A recent study has revealed that one-third of Canadian adults aged 55 or older are at risk of poor nutrition, potentially leading to an increase in hospital stays, more frequent emergency room visits, and additional consultations with physicians due to potential infections. This investigation, conducted by researchers at the University of Waterloo, assessed data involving over 22,000 adults residing in communities aged 55 and above, sourced from the Canadian Longitudinal Study on Aging. The initial assessments were followed by a monitoring period of up to three years to observe participants’ usage of health services during the previous year.
To determine the nutritional risk of individuals, the research team employed the SCREEN-8 tool, short for Seniors in the Community Risk Evaluation for Eating and Nutrition. Findings from the study indicated that participants who scored higher on the SCREEN-8 during the initial screening—suggesting better nutritional status—were significantly less likely to report overnight hospital stays, visit emergency rooms, or consult a doctor for infections during the three-year follow-up.
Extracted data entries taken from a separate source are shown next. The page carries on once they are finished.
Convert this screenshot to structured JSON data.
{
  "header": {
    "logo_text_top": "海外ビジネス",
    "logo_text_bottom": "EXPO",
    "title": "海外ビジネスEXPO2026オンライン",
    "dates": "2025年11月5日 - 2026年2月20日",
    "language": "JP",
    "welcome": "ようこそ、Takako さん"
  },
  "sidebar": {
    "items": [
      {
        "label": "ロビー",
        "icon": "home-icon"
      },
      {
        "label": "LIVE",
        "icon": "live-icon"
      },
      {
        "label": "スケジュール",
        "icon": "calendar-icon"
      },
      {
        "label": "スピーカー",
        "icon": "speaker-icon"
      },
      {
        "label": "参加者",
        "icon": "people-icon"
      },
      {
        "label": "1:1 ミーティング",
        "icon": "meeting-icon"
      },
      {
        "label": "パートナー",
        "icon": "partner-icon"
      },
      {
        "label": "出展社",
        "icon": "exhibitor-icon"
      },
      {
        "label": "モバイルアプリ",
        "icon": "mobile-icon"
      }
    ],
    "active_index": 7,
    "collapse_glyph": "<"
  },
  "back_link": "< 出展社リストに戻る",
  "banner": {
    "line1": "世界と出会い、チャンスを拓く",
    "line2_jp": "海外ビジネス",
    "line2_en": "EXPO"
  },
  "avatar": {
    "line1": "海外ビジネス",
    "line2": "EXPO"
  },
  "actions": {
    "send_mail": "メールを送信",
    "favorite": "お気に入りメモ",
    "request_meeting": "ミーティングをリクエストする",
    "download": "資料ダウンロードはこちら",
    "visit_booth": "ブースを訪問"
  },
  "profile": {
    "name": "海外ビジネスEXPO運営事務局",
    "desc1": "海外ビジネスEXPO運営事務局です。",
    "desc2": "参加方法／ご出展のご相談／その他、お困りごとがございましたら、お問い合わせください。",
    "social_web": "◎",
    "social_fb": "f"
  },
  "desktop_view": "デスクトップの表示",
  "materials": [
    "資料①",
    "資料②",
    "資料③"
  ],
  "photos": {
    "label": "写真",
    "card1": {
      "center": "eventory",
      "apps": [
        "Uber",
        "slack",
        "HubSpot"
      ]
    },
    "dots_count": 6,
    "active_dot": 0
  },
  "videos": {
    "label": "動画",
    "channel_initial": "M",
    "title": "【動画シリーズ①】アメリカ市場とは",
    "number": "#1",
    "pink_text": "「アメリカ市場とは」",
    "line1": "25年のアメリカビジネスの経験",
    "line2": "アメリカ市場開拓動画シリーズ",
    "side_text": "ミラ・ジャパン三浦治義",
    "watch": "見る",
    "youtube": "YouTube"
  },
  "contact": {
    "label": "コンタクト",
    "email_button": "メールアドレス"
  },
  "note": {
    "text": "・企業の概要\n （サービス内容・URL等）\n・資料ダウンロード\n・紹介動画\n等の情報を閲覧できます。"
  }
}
Dr. Heather Keller, a professor in the Department of Kinesiology and Health Sciences and the Schlegel Research Chair in Nutrition and Aging, commented on the significance of these findings. She explained that although the results might seem intuitive, they underscore the importance of a simple, cost-effective tool that could significantly enhance healthcare outcomes and reduce associated costs. Dr. Keller advocates integrating SCREEN-8 into routine primary care practice, noting that it is also suitable for self-administration at home.
The issue of nutritional risk among older adults, particularly those living in community settings, is critical as it often precedes malnutrition. The SCREEN-8 questionnaire covers various topics, including changes in weight, appetite, challenges related to eating (such as choking or difficulty swallowing), meal preparation habits, and consuming fruits, vegetables, and fluids. These areas are vital for maintaining good health and preventing further complications.
The demographic profile of the study sample was balanced in terms of gender, with an average participant age of around 66 years. Most participants lived with a partner, and two-thirds held post-secondary degrees. However, the study acknowledged a limitation in its demographic scope, as the sample predominantly consisted of highly educated, white individuals, thus not fully representing the broader Canadian population. Dr. Keller emphasized the utility of identifying individuals at nutritional risk, as it allows for modifying behaviours to prevent adverse health outcomes. She also highlighted the need for further research to explore how healthcare providers can effectively triage and offer education, programming, and services to mitigate high-risk cases.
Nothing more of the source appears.